If U and V are disjoint (except for 0), then the span is called the sum, or the direct sum, or the direct product. Every vector in the span has a unique representation as x+y, where x comes from U and y comes from V. If this fails then x1+y1 = x2+y2, hence x1-x2 = y2-y1, and U and V intersect after all. We can also claim U and V are linearly independent. If x+y = 0 then x = -y, U contains -y, U contains y, and U and V intersect. To complete the circle, assume U and V are linearly independent. If they are not disjoint, if they share a common vector x, then we could write x + -x = 0, which contradicts independence.
In summary, the span is a direct sum (i.e. every vector in the span has a unique representation), iff U and V are disjoint, iff U and V are linearly independent spaces.
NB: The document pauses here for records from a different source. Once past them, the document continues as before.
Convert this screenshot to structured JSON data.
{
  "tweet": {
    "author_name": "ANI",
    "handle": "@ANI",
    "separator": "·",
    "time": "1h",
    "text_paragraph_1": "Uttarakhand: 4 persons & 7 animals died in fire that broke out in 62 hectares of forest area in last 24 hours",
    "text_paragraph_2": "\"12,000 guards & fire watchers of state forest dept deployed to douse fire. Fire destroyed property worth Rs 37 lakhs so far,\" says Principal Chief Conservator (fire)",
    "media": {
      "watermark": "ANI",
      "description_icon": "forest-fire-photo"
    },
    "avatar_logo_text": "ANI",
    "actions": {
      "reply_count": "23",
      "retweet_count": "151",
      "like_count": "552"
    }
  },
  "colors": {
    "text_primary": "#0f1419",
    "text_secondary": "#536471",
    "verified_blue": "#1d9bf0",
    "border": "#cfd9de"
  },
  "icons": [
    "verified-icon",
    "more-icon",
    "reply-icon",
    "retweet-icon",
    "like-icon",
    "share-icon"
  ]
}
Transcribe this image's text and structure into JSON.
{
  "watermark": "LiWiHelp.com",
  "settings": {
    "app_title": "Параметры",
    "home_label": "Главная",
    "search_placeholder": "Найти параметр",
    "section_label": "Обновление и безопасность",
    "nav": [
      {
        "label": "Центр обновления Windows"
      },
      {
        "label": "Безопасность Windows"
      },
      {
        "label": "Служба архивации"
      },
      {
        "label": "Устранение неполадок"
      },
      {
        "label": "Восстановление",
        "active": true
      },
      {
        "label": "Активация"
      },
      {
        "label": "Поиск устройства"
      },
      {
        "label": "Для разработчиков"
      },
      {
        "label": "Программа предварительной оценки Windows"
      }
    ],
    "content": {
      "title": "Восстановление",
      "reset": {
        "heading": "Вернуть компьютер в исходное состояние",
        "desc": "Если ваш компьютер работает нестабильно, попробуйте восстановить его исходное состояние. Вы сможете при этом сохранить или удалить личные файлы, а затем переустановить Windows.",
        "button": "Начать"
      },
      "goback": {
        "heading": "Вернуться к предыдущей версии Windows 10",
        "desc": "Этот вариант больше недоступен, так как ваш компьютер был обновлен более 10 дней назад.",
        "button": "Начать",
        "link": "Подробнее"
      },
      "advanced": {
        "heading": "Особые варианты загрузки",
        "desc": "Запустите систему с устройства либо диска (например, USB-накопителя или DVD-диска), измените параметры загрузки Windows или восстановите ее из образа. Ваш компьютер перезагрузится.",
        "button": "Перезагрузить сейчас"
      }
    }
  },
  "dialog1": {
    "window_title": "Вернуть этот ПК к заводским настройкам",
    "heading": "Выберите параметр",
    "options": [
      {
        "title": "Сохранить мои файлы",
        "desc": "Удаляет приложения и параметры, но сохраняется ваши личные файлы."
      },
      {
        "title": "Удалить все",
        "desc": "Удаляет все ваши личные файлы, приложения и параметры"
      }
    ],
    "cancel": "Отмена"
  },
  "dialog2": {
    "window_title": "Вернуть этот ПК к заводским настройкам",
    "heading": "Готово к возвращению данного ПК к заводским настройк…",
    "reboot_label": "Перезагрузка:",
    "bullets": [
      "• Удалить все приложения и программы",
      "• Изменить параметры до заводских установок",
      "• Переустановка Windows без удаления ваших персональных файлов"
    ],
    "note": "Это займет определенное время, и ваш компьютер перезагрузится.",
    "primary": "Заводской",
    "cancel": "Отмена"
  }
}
some people write the direct sum using the plus operator, as in U+V. Others write it as U*V. I prefer the * notation, because the span really is a cross product of all possible vectors in both sets. Granted, the vectors are added together, as part of an abelian group, so + makes sense too; but it's still a cross product, and I lean towards U*V.
If U and V are independent, a basis for U and a basis for V combine to form a basis for U*V.
Given a linear transformation and an eigen value w, the eigen vectors with eigen value w form an invariant vector space. In fact each vector in that space remains in position; it is simply scaled by the eigen value w.
Zero is always invariant.
Show that the span and intersection of two invariant subspaces is an invariant subspace.
If our basis consists of a basis for U and a basis for V, and U and V are complementary, the transformation is implemented by a block diagonal matrix, where the upper left block operates on U, and the lower right block operates on V.